Po tej konwersacji Sara poszła się pakować oraz wyjaśnić wszystko rodzicom, natomiast ja chciałam się przygotować do podróży. Wzięłam wielką, granatową torbę, a z wielkiej, hebanowej szafy wyjęłam wszystkie ubrania jakie się tam znajdowały, choć miałam dylemat czy czegoś nie zostawić. Ostatecznie nie wzięłam kilku rzeczy żeby odciążyć mój bagaż. Pozostały jeszcze przybory do higieny, kosmetyki i inne przedmioty. Bałam się, że nie zmieści mi się całość, ale wiedziałam, że jeśli natychmiast się za to nie zabiorę, to nie starczy mi na ostatnie minuty z mamą i tatą. Wyciągałam zewsząd różne gumki do włosów, szczotki, kremy, ulubioną biżuterię, paski, perfumy i stwierdziłam, że zachowuję się jakbym była ważną panienką, która musi zawsze mieć swój zestaw do zrobienia z siebie miss lata. „Trudno. Może będzie okazja ku temu by tak wyglądać”- pomyślałam starają się uprzyjemnić pakowanie. W ten sposób po pół godzinie osiągnęłam wielki sukces kończąc z tą niemiłosierną robotą, choć efekt mnie zadowolił. Myliłam się twierdząc, że to była katorga. Na liście zadań do wykonania czekało na mnie porozmawianie z tymi, którzy mnie wychowali. Starałam się i trzymałam je w zamknięciu, ale i tak uciekła jedna, mała łezka, która spłynęła delikatnie po moim policzku na brodę, a z brody skapnęła na czerwony dywan. Ktoś mnie pochwycił za dłoń. Odwróciłam się gwałtownie, kompletnie zapominając, że chłopak nie wyszedł, czekając aż wzbiorę się w sobie.

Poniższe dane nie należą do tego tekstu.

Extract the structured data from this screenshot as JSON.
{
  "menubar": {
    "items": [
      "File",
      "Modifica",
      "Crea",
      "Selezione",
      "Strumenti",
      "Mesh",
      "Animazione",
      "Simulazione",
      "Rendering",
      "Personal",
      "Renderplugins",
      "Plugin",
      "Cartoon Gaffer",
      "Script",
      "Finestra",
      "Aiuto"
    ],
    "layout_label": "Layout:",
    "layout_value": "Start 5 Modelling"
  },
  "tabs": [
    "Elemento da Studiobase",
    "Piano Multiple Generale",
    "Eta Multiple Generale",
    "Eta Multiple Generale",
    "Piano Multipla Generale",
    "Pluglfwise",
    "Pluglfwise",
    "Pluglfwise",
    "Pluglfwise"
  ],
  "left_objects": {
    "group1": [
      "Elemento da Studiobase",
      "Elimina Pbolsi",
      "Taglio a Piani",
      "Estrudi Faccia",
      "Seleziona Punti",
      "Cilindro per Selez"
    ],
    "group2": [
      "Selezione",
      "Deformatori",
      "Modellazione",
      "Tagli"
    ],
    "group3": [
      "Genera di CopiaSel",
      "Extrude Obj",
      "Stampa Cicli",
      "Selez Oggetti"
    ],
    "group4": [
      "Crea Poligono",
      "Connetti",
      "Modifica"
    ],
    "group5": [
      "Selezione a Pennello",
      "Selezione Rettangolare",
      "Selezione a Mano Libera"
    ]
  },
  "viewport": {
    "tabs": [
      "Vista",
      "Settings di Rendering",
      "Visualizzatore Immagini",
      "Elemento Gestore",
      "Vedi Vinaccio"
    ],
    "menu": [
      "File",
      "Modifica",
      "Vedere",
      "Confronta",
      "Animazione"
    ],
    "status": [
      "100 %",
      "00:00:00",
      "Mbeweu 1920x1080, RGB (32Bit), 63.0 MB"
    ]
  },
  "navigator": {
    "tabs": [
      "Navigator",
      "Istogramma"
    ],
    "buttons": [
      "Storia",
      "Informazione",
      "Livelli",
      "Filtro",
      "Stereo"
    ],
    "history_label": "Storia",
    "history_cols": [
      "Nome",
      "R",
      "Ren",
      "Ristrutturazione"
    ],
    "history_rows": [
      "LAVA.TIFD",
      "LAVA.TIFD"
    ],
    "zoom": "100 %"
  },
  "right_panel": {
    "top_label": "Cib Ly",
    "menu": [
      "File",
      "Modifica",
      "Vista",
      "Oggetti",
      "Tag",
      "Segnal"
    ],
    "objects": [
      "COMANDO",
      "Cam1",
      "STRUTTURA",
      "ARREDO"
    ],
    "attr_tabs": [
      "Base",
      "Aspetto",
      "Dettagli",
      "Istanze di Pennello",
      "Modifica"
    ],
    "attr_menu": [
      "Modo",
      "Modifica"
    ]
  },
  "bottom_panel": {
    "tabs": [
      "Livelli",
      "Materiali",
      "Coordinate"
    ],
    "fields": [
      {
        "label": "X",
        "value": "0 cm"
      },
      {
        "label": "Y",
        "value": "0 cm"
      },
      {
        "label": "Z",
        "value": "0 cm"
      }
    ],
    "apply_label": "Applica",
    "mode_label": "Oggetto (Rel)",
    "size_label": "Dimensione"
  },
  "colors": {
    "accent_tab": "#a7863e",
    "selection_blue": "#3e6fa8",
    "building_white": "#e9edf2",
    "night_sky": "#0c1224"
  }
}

- Dasz radę. Nie wycofuj się.- pochylił się lekko i wypowiadał słowa otuchy.- Potrafisz spalić wampira, a nie umiesz postawić na swoim w kwestii swojego życia?- wiem, iż chciał dobrze, ale ostatnie słowa sprawiły, że odrobinę się skrzywiłam.

- Co ja im powiem? „Hej, słuchajcie. Wyjeżdżam bardzo daleko, tylko dlatego, że spotkałam kilka krwiożerców, ale tak na prawdę to nawet ja nie wiem po co wyruszam”?

- Pomogę ci w trakcie, choć mimo wszystko to ty przemawiaj, to ty dominuj rozmową. Nie mogę się wtrącać za wiele, ponieważ to doprowadzi do rozjuszenia wszystkich. A jeśli nie masz pomysłu mów, że wyjazd jest spowodowany twoim złym samopoczuciem w Anglii. Tęsknisz za dawnym życiem. Musisz szukać, aby znaleźć sens egzystencji. Nie wiesz kiedy wrócisz, lecz kochasz ich bardzo i przepraszasz, ale muszą zrozumieć, że taka twoja wola, bo inaczej doprowadzisz się tu do szału.- zerknął na mnie wyczekująco.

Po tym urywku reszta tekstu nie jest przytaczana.